Campuslytics.com — College Finance Tracker + Analytics
Problem: Many college students live paycheck to paycheck and struggle to understand where their money goes between pay periods. Traditional finance tools focus on individual transactions and running balances, which makes it difficult to identify spending patterns, compare behavior across pay periods, or understand how quickly money is being spent after each paycheck. Students need visibility into their habits within each spending period so they can make better decisions and avoid blowing through their income.
What I built: I designed and deployed a full-stack finance analytics application that models spending around a one-deposit to many-withdrawals relationship rather than a single mixed transaction table. This structure allows each pay period to be analyzed independently. Using PostgreSQL and Node.js for data storage and workflows, I integrated Python analytics with Pandas and Matplotlib to generate personalized summaries, category trends, outlier detection, and behavioral insights for each student. The system also includes AI-generated recommendations that translate analytical findings into clear, actionable guidance.

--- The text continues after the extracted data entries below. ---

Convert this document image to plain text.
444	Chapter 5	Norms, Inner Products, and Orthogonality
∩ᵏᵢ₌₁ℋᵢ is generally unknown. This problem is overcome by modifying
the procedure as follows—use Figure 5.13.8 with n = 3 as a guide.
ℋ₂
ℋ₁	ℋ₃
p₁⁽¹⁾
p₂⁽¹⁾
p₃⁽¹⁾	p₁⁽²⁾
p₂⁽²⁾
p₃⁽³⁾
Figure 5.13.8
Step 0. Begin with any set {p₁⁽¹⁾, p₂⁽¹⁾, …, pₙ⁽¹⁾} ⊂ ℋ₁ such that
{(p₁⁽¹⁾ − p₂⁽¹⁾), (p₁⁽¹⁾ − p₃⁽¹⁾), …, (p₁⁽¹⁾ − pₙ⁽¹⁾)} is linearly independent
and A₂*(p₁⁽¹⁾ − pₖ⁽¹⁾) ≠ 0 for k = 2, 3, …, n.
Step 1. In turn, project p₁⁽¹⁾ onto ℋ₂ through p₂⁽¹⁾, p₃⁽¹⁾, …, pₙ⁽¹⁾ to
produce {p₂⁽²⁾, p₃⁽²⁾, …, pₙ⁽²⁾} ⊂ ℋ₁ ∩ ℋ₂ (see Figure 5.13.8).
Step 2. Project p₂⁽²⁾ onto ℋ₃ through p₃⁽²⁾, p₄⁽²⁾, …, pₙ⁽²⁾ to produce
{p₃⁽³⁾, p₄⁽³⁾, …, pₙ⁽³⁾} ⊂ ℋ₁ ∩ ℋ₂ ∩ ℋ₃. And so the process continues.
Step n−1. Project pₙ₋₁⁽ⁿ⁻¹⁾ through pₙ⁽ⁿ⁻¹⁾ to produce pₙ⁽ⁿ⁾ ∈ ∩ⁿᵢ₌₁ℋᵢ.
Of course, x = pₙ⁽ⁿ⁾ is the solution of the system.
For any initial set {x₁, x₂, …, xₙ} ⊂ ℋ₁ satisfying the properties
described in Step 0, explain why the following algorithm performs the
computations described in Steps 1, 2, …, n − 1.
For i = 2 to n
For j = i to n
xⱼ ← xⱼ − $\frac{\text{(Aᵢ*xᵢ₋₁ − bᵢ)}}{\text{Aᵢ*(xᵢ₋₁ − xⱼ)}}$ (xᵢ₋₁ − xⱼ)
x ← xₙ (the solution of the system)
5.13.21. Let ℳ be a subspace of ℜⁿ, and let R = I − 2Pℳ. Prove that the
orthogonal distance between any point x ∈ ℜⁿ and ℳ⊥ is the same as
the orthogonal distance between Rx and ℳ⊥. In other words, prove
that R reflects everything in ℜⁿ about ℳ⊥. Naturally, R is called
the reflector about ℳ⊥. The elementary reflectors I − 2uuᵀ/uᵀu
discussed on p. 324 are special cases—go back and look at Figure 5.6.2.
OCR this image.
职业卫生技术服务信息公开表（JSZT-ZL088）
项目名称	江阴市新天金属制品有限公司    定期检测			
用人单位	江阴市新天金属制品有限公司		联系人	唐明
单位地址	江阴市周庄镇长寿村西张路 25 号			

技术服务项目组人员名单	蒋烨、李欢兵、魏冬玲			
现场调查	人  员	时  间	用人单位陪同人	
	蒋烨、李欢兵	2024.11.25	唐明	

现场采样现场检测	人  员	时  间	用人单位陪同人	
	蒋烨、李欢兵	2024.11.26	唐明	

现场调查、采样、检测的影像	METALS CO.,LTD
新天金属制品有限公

Impact: The application turns raw financial data into period-based insights that help students understand how their spending changes over time and where adjustments can be made. By focusing on trends rather than individual transactions, users gain clarity on saving opportunities after each paycheck. The project is deployed and actively used by students, demonstrating real-world adoption and practical value.
**Note for usage: Feel free to test things out and explore the analysis. You may use username "testUser" with password "admin". If you decide to edit or add data to test out how things change, that is totally okay and welcome! Just please do not change the data too much. Thanks!